Приехав в Таиланд, Линь весь отпуск провел с книгой в гостиничном номере (“Я ни разу не сходил в бассейн”), а вернувшись в Пекин, стал часто посещать буддийский институт неподалеку с домом. Для него момент трансформации наступил тогда, когда он принял идею, что мир – это иллюзия: “И почему же мы должны привязываться к деньгам, славе или статусу?” Линь понял, что не может вернуться на старую работу:
Чтобы быть журналистом в Китае, нужно танцевать в цепях. Маневрировать. Играть с правительством, чиновниками от пропаганды, с людьми из твоих сюжетов… Мы тратим много энергии и времени, пытаясь обойти пропаганду. А после этого ты уже устал, и дедлайн близко. Так что ты остаешься неудовлетворенным качеством сюжетов и завидуешь западным коллегам, которые могут позволить себе думать только о работе.
Первые годы нового века в Китае можно сравнить с Великим пробуждением Америки в XIX веке. Мнение, будто китайский гражданин готов отложить моральные заботы до тех пор, пока он не купит дом и машину, стало стремительно устаревать. Чем больше китайцев удовлетворяло свои базовые потребности, тем чаще они подвергали сомнению старые правила. Они обращались не только к религии, но и к философии, психологии и литературе, чтобы ориентироваться в мире бессвязной идеологии и безудержных амбиций. Какие обязательства в сверхконкурентном обществе есть у человека по отношению к незнакомцу? Обязан ли гражданин говорить правду, когда это опасно? Что лучше: попытаться изменить авторитарную систему изнутри или противостоять ей, рискуя вообще не добиться эффекта?
Поиск смысла вдохновил людей, как прежде гонка за богатством. Однажды декабрьским вечером 2012 года я попал в кампус Сямэньского университета. Студенты толпились у дверей аудитории, и их было гораздо больше, чем та могла вместить. Я изнутри наблюдал за растущей толпой. Охранники нервничали.

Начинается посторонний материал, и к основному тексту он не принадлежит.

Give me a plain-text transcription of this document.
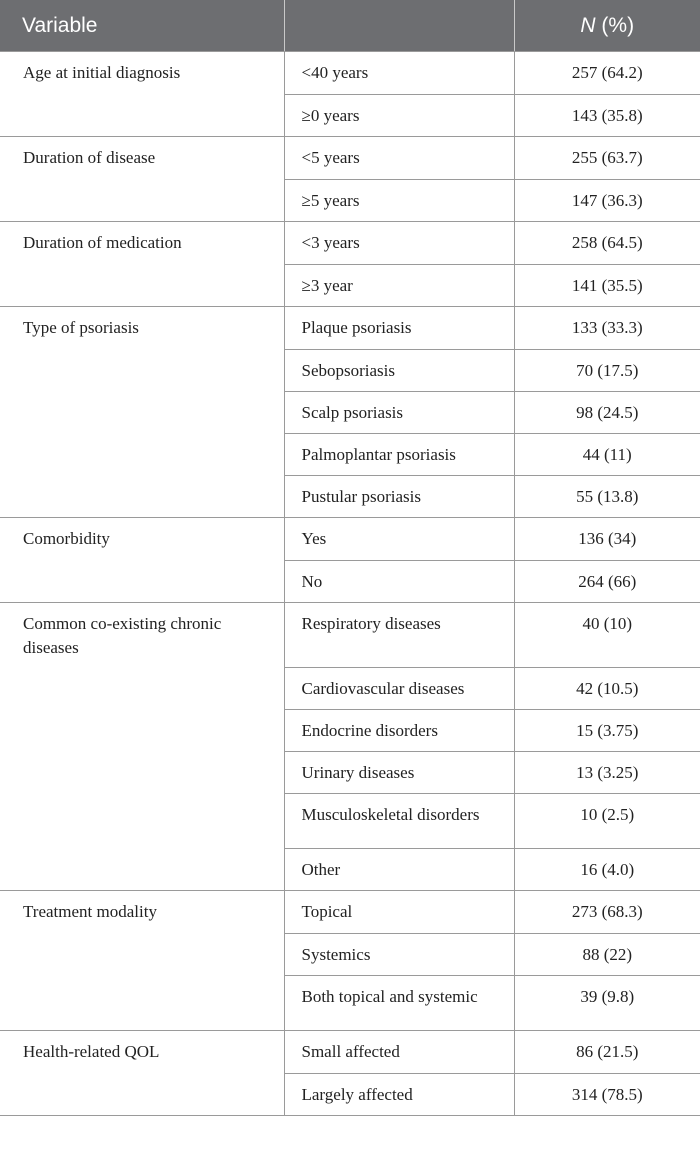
Variable		N (%)
Age at initial diagnosis	<40 years	257 (64.2)
	≥0 years	143 (35.8)
Duration of disease	<5 years	255 (63.7)
	≥5 years	147 (36.3)
Duration of medication	<3 years	258 (64.5)
	≥3 year	141 (35.5)
Type of psoriasis	Plaque psoriasis	133 (33.3)
	Sebopsoriasis	70 (17.5)
	Scalp psoriasis	98 (24.5)
	Palmoplantar psoriasis	44 (11)
	Pustular psoriasis	55 (13.8)
Comorbidity	Yes	136 (34)
	No	264 (66)
Common co-existing chronic diseases	Respiratory diseases	40 (10)
	Cardiovascular diseases	42 (10.5)
	Endocrine disorders	15 (3.75)
	Urinary diseases	13 (3.25)
	Musculoskeletal disorders	10 (2.5)
	Other	16 (4.0)
Treatment modality	Topical	273 (68.3)
	Systemics	88 (22)
	Both topical and systemic	39 (9.8)
Health-related QOL	Small affected	86 (21.5)
	Largely affected	314 (78.5)
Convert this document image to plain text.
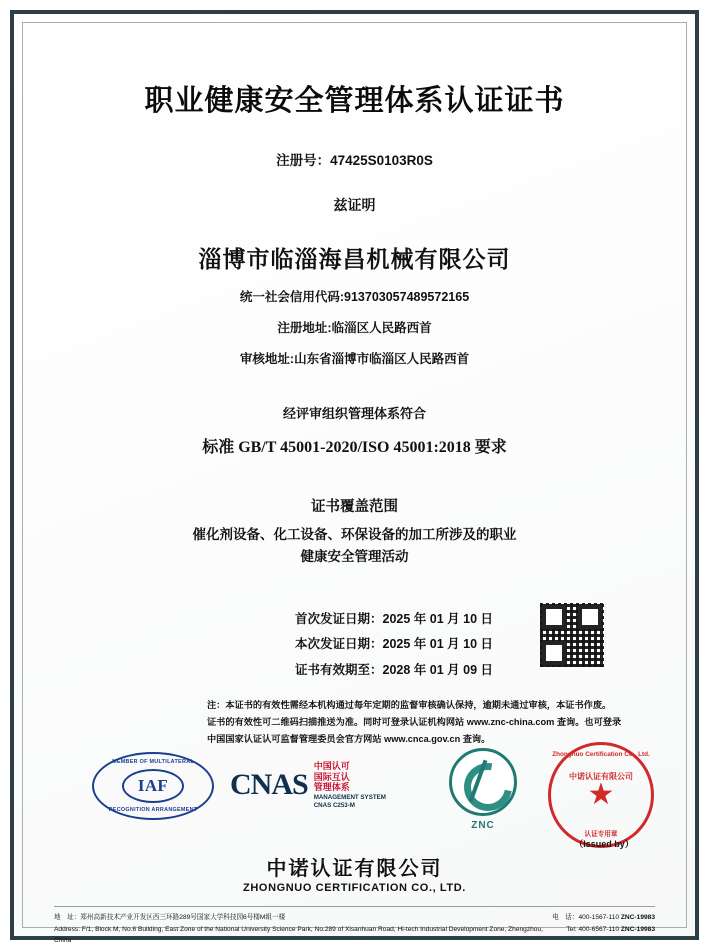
职业健康安全管理体系认证证书
注册号：47425S0103R0S
兹证明
淄博市临淄海昌机械有限公司
统一社会信用代码:913703057489572165
注册地址:临淄区人民路西首
审核地址:山东省淄博市临淄区人民路西首
经评审组织管理体系符合
标准 GB/T 45001-2020/ISO 45001:2018 要求
证书覆盖范围
催化剂设备、化工设备、环保设备的加工所涉及的职业
健康安全管理活动
首次发证日期：2025 年 01 月 10 日
本次发证日期：2025 年 01 月 10 日
证书有效期至：2028 年 01 月 09 日
注：本证书的有效性需经本机构通过每年定期的监督审核确认保持，逾期未通过审核，本证书作废。
证书的有效性可二维码扫描推送为准。同时可登录认证机构网站 www.znc-china.com 查询。也可登录
中国国家认证认可监督管理委员会官方网站 www.cnca.gov.cn 查询。
MEMBER OF MULTILATERAL
IAF
RECOGNITION ARRANGEMENT
CNAS
中国认可
国际互认
管理体系
MANAGEMENT SYSTEM
CNAS C253-M
ZNC
Zhongnuo Certification Co., Ltd.
中诺认证有限公司
★
认证专用章
（Issued by）
中诺认证有限公司
ZHONGNUO CERTIFICATION CO., LTD.
地　址：郑州高新技术产业开发区西三环路289号国家大学科技园6号楼M組一楼
Address: F/1, Block M, No.6 Building, East Zone of the National University Science Park, No.289 of Xisanhuan Road, Hi-tech Industrial Development Zone, Zhengzhou, China
电　话：400-1567-110 ZNC-19983
Tel: 400-6567-110 ZNC-19983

Ажиотаж вызвал человек, приобретший в Китае популярность голливудских актеров или звезд Эн-би-эй, – профессор политической философии Майкл Сэндел. В Гарварде Сэндел читал курс “Справедливость” и знакомил студентов с Аристотелем, Кантом, Роулсом и другими столпами западной мысли. Он поверял их этические теории проблемами реального мира. Можно ли оправдать применение пытки? Или украсть лекарство, нужное вашему ребенку, чтобы выжить? Лекции Сэндела записало американское общественное телевидение, и они стали доступны в Сети – в том числе и в Китае. Добровольцы быстро сделали субтитры на китайском, и спустя два года Сэндел стал почти нелепо популярным. Его китайские лекции о западной политической философии просматривали по меньшей мере двадцать миллионов раз. Журнал “Чайна ньюсуик” назвал его “самым влиятельным иностранцем” 2010 года.

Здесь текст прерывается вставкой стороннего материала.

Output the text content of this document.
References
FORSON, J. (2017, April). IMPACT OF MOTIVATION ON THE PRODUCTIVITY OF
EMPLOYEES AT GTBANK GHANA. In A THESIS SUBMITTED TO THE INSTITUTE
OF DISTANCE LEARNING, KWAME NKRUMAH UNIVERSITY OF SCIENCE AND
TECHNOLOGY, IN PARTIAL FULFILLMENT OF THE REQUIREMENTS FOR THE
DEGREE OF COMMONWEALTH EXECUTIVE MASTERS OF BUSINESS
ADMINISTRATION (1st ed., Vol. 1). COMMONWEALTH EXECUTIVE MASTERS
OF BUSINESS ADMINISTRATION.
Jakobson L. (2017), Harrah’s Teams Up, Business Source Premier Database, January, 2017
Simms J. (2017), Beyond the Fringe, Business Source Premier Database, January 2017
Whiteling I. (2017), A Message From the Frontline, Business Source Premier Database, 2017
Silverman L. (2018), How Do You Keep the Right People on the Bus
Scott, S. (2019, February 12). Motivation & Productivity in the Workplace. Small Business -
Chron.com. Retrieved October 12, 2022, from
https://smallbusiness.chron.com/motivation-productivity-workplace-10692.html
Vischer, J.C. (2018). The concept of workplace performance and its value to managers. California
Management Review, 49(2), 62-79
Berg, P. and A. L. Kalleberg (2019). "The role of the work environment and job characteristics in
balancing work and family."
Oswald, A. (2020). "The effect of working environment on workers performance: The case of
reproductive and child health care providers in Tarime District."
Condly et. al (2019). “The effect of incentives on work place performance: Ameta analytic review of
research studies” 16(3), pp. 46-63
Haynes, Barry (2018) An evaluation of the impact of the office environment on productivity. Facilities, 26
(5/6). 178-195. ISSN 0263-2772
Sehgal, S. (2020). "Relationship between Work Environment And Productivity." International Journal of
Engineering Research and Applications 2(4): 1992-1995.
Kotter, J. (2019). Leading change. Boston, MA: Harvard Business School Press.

Сэнделу, педантичному человеку с редеющими седыми волосами и бледно-голубыми глазами, рассеянно взирающими на мир, под шестьдесят. Он привык к Массачусетсу, где живет с женой и двумя сыновьями, но постепенно свыкся и с бурной реакцией на себя за границей, особенно в Восточной Азии. В Сеуле он на стадионе читал лекцию четырнадцати тысячам слушателей, а в Токио перекупщики требовали до полутысячи долларов за билеты на его семинары. В Китае же он вызывает почти религиозный восторг, и поездки туда точно затягивают Сэндела в другое измерение. Однажды в аэропорту Шанхая сотрудник паспортного контроля остановил ученого, чтобы сообщить: он его поклонник.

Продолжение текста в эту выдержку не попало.